Dona Antonieta de Souza, presidente da Acopasa, fala que há um orgulho por parte das famílias agricultoras com a qualificação do algodão produzido por eles e elas e destaca a expectativa com o desenvolvimento dessa iniciativa que deve agregar mais valor à produção.

Dona Antonieta trabalha no Assentamento Milagre, no município de Apodi – RN. Além dela, seu esposo e filhos também são agricultores. De pioneira na associação, ela comemora também o fato de outras mulheres também entrarem nessa produção. “A gente sente esse empoderamento das mulheres. Hoje na diretoria é meio a meio, são 6 mulheres e 6 homens. Todos trabalham de forma coletiva. Ninguém solta a mão do outro”.

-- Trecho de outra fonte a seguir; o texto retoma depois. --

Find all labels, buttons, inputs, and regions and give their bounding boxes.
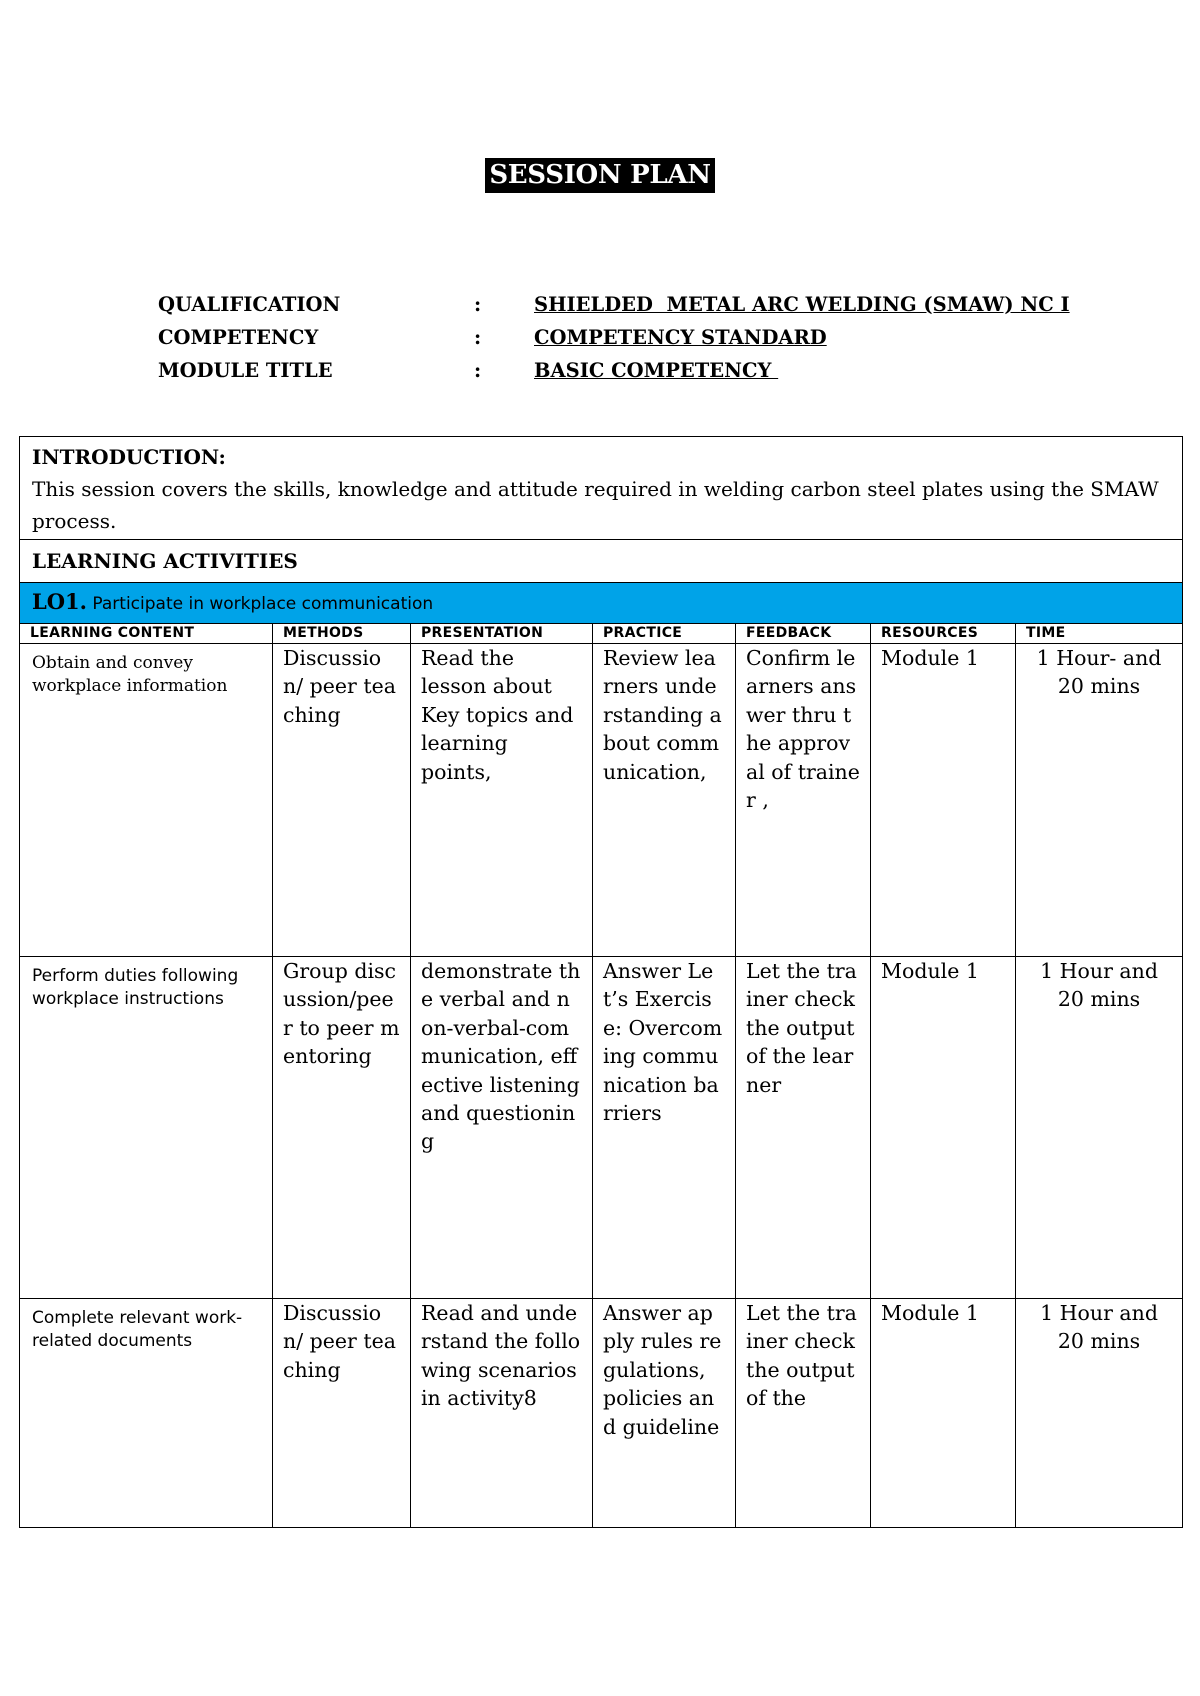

Distante de viverem uma prática de monocultura, os agricultores e agricultoras que trabalham com a produção do algodão orgânico certificado também colhem alimentos sem agrotóxicos ou adubos químicos dos seus roçados, como feijão, milho e gergelim. “Produzimos também para o nosso consumo e já estamos também recebendo capacitações para fazer o beneficiamento. Produzimos também o nosso óleo com o gergelim, de forma agroecológica, com muita qualidade a partir das nossas mãos carinhosas”, contou Dona Antonieta.  

Projeto Algodão em Consórcios Agroecológicos – É uma iniciativa coordenada por Diaconia, em parceria estratégica com o FIDA/AKSSAM/UFV/IPPDS/FUNARBE e a Universidade Federal de Sergipe (UFS, Campus Sertão – Nossa Senhora da Glória) e organizações parceiras nos territórios de atuação do projeto. O projeto conta com o apoio técnico e financeiro da Laudes Foundation.

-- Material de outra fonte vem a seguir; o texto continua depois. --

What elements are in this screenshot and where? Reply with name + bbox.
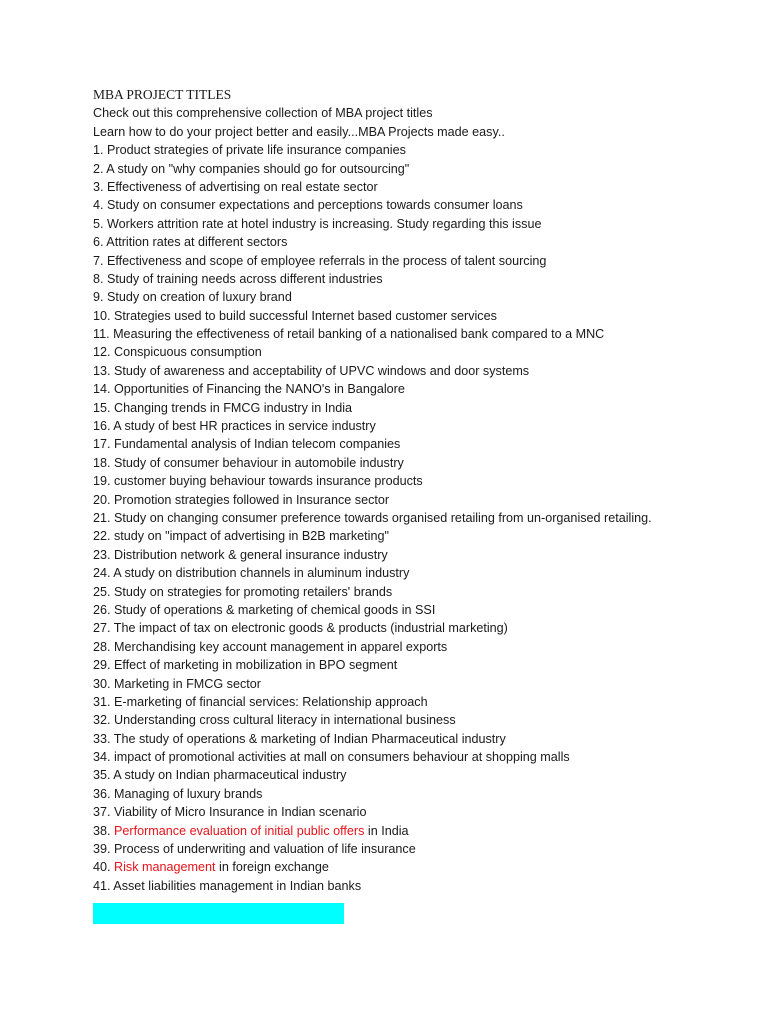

Para a execução do projeto nos territórios, a Diaconia estabeleceu parcerias com ONGS locais com experiência em Agroecologia que são responsáveis pelo assessoramento técnico para fortalecer os OPACS e a produção agroecológica. No Sertão do Piauí, é a Caritas Diocesana de São Raimundo Nonato que desenvolve as atividades na Serra da Capivara. No Sertão do Cariri, na Paraíba, o trabalho está sendo realizado pela Arribaçã. No Sertão do Araripe, em Pernambuco, as ONGS CAATINGA e Chapada assumiram conjuntamente as ações do projeto. As atividades no Alto Sertão de Alagoas e no Alto Sertão de Sergipe estão a cargo do Instituto Palmas e do Centro Dom José Brandão de Castro, respectivamente. No Sertão do Pajeú (PE) e no Oeste Potiguar (RN), territórios onde a Diaconia já mantém escritórios e atividades, ela mesma se encarrega da implementação das ações locais do projeto.